L'application prend en charge les parties fastidieuses : une saisie en cinq secondes qui capte un basculement en direct ; des graphiques qui révèlent des tendances intrajournalières qu'un résumé mensuel masque ; des commentaires, des photos et des rappels ; et un export en PDF, XLSX, CSV ou JSON — trois mois pour votre clinicien au lieu du souvenir de trois jours. Confidentielle par conception : synchronisation iCloud sans compte ni e-mail, synchronisation Apple Santé en option, et des analyses IA qui restent descriptives, jamais diagnostiques.
Feeltracker Journal d'Humeur TPL est un outil d'auto-observation — ni une thérapie, ni un instrument diagnostique ; il ne vous dira jamais si vous avez un TPL. Il tient le relevé ; l'interprétation vous appartient, à vous et au professionnel en qui vous avez confiance.
Questions fréquentes
Puis-je diagnostiquer moi-même un TPL à partir des neuf critères ?
Non — et c'est le point sur lequel il vaut la peine d'être ferme. Le diagnostic exige un clinicien qualifié, une histoire remontant à plusieurs années, et un examen attentif de ce qui pourrait expliquer autrement les mêmes symptômes — trouble bipolaire, TSPT complexe, TDAH. Utilisez les critères comme un langage pour décrire votre expérience à un professionnel, pas comme une auto-évaluation.
En quoi les sautes d'humeur du TPL diffèrent-elles du trouble bipolaire ?
Surtout par la durée et le déclencheur. Les basculements du TPL sont rapides — des heures plutôt que des semaines — font généralement suite à quelque chose de relationnel, puis retombent. Les épisodes bipolaires durent de quelques jours à quelques semaines, modifient le besoin de sommeil et l'énergie, et peuvent survenir sans déclencheur évident. C'est exactement la distinction qu'un relevé quotidien rend visible ; voir sautes d'humeur : causes et tendances.
Le TPL s'améliore-t-il ?
Oui, et cela mérite d'être dit haut et fort, car Internet laisse souvent entendre le contraire. Les études montrent régulièrement qu'avec une thérapie structurée — et souvent avec le temps seul — une grande proportion de personnes ne remplissent plus les critères des années plus tard. Les compétences TCD sont l'approche la plus connue, pas la seule qui soit efficace.

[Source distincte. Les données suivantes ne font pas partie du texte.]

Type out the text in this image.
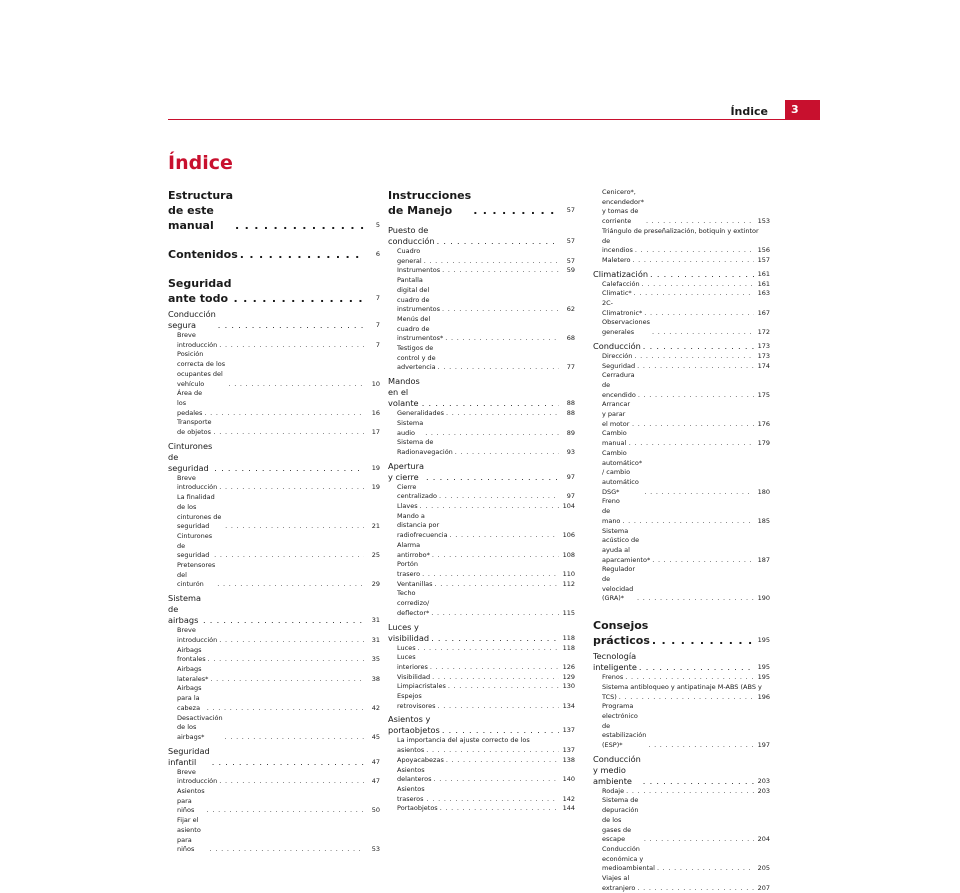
Índice	3
Índice
Estructura de este manual . . .	5
Contenidos . . .	6
Seguridad ante todo . . .	7
Conducción segura . . .	7
Breve introducción . . .	7
Posición correcta de los ocupantes del vehículo . . .	10
Área de los pedales . . .	16
Transporte de objetos . . .	17
Cinturones de seguridad . . .	19
Breve introducción . . .	19
La finalidad de los cinturones de seguridad . . .	21
Cinturones de seguridad . . .	25
Pretensores del cinturón . . .	29
Sistema de airbags . . .	31
Breve introducción . . .	31
Airbags frontales . . .	35
Airbags laterales* . . .	38
Airbags para la cabeza . . .	42
Desactivación de los airbags* . . .	45
Seguridad infantil . . .	47
Breve introducción . . .	47
Asientos para niños . . .	50
Fijar el asiento para niños . . .	53
Instrucciones de Manejo . . .	57
Puesto de conducción . . .	57
Cuadro general . . .	57
Instrumentos . . .	59
Pantalla digital del cuadro de instrumentos . . .	62
Menús del cuadro de instrumentos* . . .	68
Testigos de control y de advertencia . . .	77
Mandos en el volante . . .	88
Generalidades . . .	88
Sistema audio . . .	89
Sistema de Radionavegación . . .	93
Apertura y cierre . . .	97
Cierre centralizado . . .	97
Llaves . . .	104
Mando a distancia por radiofrecuencia . . .	106
Alarma antirrobo* . . .	108
Portón trasero . . .	110
Ventanillas . . .	112
Techo corredizo/ deflector* . . .	115
Luces y visibilidad . . .	118
Luces . . .	118
Luces interiores . . .	126
Visibilidad . . .	129
Limpiacristales . . .	130
Espejos retrovisores . . .	134
Asientos y portaobjetos . . .	137
La importancia del ajuste correcto de los
asientos . . .	137
Apoyacabezas . . .	138
Asientos delanteros . . .	140
Asientos traseros . . .	142
Portaobjetos . . .	144
Cenicero*, encendedor* y tomas de corriente . . .	153
Triángulo de preseñalización, botiquín y extintor
de incendios . . .	156
Maletero . . .	157
Climatización . . .	161
Calefacción . . .	161
Climatic* . . .	163
2C-Climatronic* . . .	167
Observaciones generales . . .	172
Conducción . . .	173
Dirección . . .	173
Seguridad . . .	174
Cerradura de encendido . . .	175
Arrancar y parar el motor . . .	176
Cambio manual . . .	179
Cambio automático* / cambio automático DSG* . . .	180
Freno de mano . . .	185
Sistema acústico de ayuda al aparcamiento* . . .	187
Regulador de velocidad (GRA)* . . .	190
Consejos prácticos . . .	195
Tecnología inteligente . . .	195
Frenos . . .	195
Sistema antibloqueo y antipatinaje M-ABS (ABS y
TCS) . . .	196
Programa electrónico de estabilización (ESP)* . . .	197
Conducción y medio ambiente . . .	203
Rodaje . . .	203
Sistema de depuración de los gases de escape . . .	204
Conducción económica y medioambiental . . .	205
Viajes al extranjero . . .	207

Que faut-il suivre concrètement ?
Gardez quelque chose d'assez léger pour survivre à une mauvaise journée : une note quotidienne, les facteurs autour d'elle (sommeil, conflit, alcool, charge de travail), et une ligne de commentaire quand quelque chose ressort. Si vous travaillez avec un thérapeute, demandez-lui ce qui l'aiderait le plus — beaucoup proposent quelque chose de proche d'une fiche de suivi TCD.
J'accompagne une personne avec un TPL. Qu'est-ce qui aide ?
La validation plus que les solutions — dire qu'une réaction se comprend au vu de ce qui est ressenti n'est pas convenir qu'elle est proportionnée, et cela désamorce bien plus que le raisonnement. Soyez constant sur ce que vous pouvez offrir et ce que vous ne pouvez pas, maintenez votre propre soutien, et en cas de risque immédiat, contactez les services d'urgence.